WARTAGLOBAL.ID || NTT, Nagekeo - Kasus dugaan penganiayaan yang menyeret nama Kepala Desa Labolewa, Ferdinandus Dhosa atau yang dikenal dengan Ferdin Dhosa, terhadap warga bernama Tobias Dega, kini berkembang menjadi polemik yang lebih luas dan kompleks. Perkara yang semula berada di ranah pidana murni itu kini merembet pada isu kebebasan pers, mekanisme hak jawab, hingga memunculkan gesekan dan saling serang antar sesama insan pers di Kabupaten Nagekeo, Nusa Tenggara Timur.
Publik Nagekeo pun menilai, dinamika yang terjadi belakangan ini menunjukkan bahwa persoalan “Nagekeo Berdarah” tidak lagi hanya berbicara tentang dugaan tindakan kekerasan, tetapi juga menyentuh persoalan profesionalisme media, etika jurnalistik, serta pemahaman terhadap Undang-Undang Pers.
Polemik bermula setelah media WartaGlobal.id melalui Kepala Biro Nagekeo menerbitkan pemberitaan terkait dugaan penganiayaan yang dialami Tobias Dega.

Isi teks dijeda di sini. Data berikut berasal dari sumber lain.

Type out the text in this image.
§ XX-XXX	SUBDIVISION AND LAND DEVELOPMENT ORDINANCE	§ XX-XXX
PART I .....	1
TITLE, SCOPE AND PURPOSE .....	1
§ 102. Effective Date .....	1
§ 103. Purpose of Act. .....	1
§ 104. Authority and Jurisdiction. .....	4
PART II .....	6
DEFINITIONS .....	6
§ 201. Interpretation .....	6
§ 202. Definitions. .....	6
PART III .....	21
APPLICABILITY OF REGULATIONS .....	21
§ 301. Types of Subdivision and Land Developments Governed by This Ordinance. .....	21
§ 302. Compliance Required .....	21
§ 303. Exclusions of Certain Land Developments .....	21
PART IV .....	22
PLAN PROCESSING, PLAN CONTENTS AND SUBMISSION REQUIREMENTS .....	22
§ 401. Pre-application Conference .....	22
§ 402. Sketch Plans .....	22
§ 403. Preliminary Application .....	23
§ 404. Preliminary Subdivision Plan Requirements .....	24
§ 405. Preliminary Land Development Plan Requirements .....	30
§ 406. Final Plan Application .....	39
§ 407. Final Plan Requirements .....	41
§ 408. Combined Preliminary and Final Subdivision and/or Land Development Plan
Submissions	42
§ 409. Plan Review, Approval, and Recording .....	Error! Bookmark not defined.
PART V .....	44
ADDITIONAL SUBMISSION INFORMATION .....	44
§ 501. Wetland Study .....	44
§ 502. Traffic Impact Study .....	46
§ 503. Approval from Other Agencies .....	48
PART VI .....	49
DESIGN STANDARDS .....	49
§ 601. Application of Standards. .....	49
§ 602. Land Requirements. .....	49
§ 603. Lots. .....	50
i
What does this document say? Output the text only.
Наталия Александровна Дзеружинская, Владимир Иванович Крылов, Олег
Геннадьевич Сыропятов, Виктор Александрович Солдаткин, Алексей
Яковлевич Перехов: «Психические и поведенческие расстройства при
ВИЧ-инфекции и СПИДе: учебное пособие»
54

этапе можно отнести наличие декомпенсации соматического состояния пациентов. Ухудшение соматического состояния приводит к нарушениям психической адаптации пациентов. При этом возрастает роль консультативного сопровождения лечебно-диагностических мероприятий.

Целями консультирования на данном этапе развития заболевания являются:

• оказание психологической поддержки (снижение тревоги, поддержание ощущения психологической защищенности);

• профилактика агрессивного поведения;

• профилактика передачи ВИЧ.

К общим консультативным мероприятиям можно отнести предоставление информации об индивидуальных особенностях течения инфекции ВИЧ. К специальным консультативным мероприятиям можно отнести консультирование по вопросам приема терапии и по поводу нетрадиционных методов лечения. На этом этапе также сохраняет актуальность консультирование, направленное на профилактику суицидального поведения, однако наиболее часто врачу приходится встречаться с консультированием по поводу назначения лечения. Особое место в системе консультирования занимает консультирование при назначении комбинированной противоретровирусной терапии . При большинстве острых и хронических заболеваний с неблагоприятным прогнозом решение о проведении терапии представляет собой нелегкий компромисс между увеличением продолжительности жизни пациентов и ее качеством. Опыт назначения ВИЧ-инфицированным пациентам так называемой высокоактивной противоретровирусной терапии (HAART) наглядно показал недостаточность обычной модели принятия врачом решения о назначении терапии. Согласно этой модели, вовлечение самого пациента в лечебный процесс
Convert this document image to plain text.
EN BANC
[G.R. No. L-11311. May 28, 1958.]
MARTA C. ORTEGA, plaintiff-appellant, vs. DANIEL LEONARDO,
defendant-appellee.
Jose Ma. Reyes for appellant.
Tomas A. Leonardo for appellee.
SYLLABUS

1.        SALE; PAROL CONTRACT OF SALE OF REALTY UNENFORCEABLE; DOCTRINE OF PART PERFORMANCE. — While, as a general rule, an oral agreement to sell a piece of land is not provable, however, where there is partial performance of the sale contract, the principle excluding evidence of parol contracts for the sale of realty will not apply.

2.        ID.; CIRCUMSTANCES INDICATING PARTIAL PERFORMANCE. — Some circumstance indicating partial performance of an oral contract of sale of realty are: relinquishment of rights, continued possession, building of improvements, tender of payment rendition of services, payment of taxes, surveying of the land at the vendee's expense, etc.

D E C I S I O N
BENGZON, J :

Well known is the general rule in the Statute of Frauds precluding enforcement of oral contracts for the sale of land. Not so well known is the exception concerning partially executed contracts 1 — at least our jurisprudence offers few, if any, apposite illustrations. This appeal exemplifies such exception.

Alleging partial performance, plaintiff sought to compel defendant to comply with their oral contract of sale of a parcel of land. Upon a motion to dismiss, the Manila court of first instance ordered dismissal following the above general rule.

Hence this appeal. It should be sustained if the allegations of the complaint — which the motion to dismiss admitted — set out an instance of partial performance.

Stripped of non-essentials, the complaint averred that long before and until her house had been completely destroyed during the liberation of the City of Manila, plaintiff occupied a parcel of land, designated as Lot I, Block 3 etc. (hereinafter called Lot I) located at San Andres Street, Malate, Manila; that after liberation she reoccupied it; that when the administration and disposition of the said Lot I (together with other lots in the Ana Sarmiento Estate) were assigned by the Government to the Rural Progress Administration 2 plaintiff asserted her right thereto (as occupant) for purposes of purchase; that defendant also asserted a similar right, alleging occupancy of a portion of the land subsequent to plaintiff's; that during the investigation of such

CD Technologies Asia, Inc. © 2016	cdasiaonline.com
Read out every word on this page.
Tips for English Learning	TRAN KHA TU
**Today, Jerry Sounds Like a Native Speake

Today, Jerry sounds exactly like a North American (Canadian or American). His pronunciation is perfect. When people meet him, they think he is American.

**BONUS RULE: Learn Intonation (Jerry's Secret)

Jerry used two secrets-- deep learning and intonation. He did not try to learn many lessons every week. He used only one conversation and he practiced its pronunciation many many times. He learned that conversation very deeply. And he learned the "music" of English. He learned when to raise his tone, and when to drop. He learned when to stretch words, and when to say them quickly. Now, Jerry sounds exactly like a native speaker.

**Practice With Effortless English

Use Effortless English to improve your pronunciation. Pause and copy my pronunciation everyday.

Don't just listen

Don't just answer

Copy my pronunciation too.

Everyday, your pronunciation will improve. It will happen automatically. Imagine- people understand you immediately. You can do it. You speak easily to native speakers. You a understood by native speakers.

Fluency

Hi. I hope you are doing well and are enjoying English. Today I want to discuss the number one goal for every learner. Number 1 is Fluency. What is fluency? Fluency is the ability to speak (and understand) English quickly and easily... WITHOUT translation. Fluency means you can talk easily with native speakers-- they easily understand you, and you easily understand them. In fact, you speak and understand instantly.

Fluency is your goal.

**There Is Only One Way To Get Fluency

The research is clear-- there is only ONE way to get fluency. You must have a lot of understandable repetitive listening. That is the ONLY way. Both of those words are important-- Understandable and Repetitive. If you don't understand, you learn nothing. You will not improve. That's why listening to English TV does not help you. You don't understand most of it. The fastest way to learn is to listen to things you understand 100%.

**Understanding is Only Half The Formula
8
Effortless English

Dalam pemberitaan tersebut, jurnalis media itu menulis berita berdasarkan keterangan korban dan sejumlah saksi yang disebut berada di lokasi kejadian.
Namun, setelah berita diterbitkan pihak Kepala Desa Labolewa, Ferdin Dhosa, merasa keberatan atas isi pemberitaan tersebut. Ia menilai berita yang dimuat bersifat sepihak karena menurutnya tidak memuat konfirmasi dirinya sebagai pihak yang dituduhkan terlibat dalam insiden tersebut.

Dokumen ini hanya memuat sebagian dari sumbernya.